Die German Start-ups Group wagt sich auf das Börsenparkett. Der Investor will damit Geld für künftige Start-up-Beteiligungen einsammeln. In einem Punkt ähnelt der Börsengang dem von Rocket Internet.

Der Börsenboom in der Start-up-Szene geht weiter: Nun strebt auch die German Start-ups Group auf das Frankfurter Parkett. Das gab die Beteiligungsgesellschaft am Montag bekannt. Demnach werden die Altaktionäre keine Wertpapiere verkaufen.

Eine Einschränkung, in der der Börsengang der German Start-ups Group dem IPO von Rocket Internet ähnelt, gibt es allerdings: Die Beteiligungsgesellschaft will seine Aktien genau wie der Samwer-Inkubator im weniger stark regulierten Entry Standard statt im Prime Standard. anbieten.
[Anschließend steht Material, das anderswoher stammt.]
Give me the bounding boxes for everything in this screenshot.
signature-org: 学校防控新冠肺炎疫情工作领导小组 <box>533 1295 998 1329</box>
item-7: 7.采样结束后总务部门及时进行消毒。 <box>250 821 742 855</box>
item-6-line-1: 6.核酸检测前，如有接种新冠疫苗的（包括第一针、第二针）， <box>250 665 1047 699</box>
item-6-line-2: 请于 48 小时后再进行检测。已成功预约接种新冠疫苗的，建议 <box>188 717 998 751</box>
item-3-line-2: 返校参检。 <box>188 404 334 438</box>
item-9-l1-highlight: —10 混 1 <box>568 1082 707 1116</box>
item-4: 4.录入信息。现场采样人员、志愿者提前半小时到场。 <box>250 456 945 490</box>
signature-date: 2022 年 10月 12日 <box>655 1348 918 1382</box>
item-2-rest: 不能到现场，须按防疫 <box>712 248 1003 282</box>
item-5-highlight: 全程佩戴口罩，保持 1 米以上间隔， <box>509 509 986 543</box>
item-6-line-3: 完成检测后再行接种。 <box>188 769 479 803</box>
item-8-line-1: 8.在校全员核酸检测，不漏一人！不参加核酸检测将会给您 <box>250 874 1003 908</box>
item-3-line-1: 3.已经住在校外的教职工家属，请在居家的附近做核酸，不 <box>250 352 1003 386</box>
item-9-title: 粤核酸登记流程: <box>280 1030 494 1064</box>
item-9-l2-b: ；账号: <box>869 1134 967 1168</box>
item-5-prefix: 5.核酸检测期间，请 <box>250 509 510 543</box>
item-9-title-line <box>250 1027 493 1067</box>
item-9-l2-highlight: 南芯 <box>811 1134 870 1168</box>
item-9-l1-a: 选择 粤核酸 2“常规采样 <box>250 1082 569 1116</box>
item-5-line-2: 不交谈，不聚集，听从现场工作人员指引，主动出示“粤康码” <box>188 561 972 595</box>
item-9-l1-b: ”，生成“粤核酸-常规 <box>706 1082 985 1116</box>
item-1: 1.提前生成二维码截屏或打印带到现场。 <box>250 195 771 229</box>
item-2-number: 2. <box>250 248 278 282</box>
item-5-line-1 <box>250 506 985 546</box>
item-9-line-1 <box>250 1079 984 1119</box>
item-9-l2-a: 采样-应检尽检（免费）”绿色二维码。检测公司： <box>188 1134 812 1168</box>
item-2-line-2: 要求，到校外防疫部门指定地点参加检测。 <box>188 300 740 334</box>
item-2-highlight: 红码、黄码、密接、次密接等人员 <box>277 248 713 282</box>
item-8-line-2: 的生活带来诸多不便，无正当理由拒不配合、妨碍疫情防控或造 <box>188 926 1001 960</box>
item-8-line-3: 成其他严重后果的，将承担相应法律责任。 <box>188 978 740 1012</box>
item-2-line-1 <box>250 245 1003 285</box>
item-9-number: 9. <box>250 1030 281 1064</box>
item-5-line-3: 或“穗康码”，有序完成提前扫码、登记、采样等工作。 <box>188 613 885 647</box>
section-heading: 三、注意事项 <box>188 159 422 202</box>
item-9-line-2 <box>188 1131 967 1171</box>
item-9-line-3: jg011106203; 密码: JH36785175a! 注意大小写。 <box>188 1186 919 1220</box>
Die Ziele, die die Unternehmensgruppe mit ihrem Sprung auf das Börsenparkett erreichen will, sind ambitioniert: „Die German Start-ups Group will mit dem geplanten Börsengang Investoren den Zugang zur Asset-Klasse ‚Deutsche Start-ups‘ eröffnen“, hieß es in einer Mitteilung des Unternehmens.

„Viel Potenzial in deutschen Start-ups“

Die German Start-ups Group folgt mit dem Schritt auf den Wertpapiermarkt einem derzeitigen Trend: Im vergangenen Jahr wagten sich bereits Rocket Internet und Zalando an die Börse, in diesem Jahr traute sich auch das Onlineportal Windeln.de. Die German Start-ups Group zieht daraus das Fazit: „Die Börsengänge und Milliardenexits wie die von Hybris oder Teamviewer im vergangenen Jahr haben gezeigt, wie viel Potenzial in deutschen Start-ups steckt“, sagte Gründer Christoph Gerlinger dem „Handelsblatt“. Wann genau die German Start-ups Group an die Börse gehen will, verriet sie nicht.

Gerlinger gründete die German Start-ups Group vor drei Jahren. 2014 erzielte das Unternehmen einen Jahresüberschuss von 1,4 Millionen Euro. Die Unternehmensgruppe hält derzeit Anteile an 40 aufstrebenden Firmen wie dem Lieferdienst Delivery Hero und dem Online-Kunsthändler Juniqe. Das Geld aus dem Börsengang will der Berliner Investor in den kommenden zwei Jahren vor allem in neue Start-up-Beteiligungen stecken. Die Gruppe will künftig „verstärkt auch Mehrheitsbeteiligungen erwerben“, hieß es laut Mitteilung.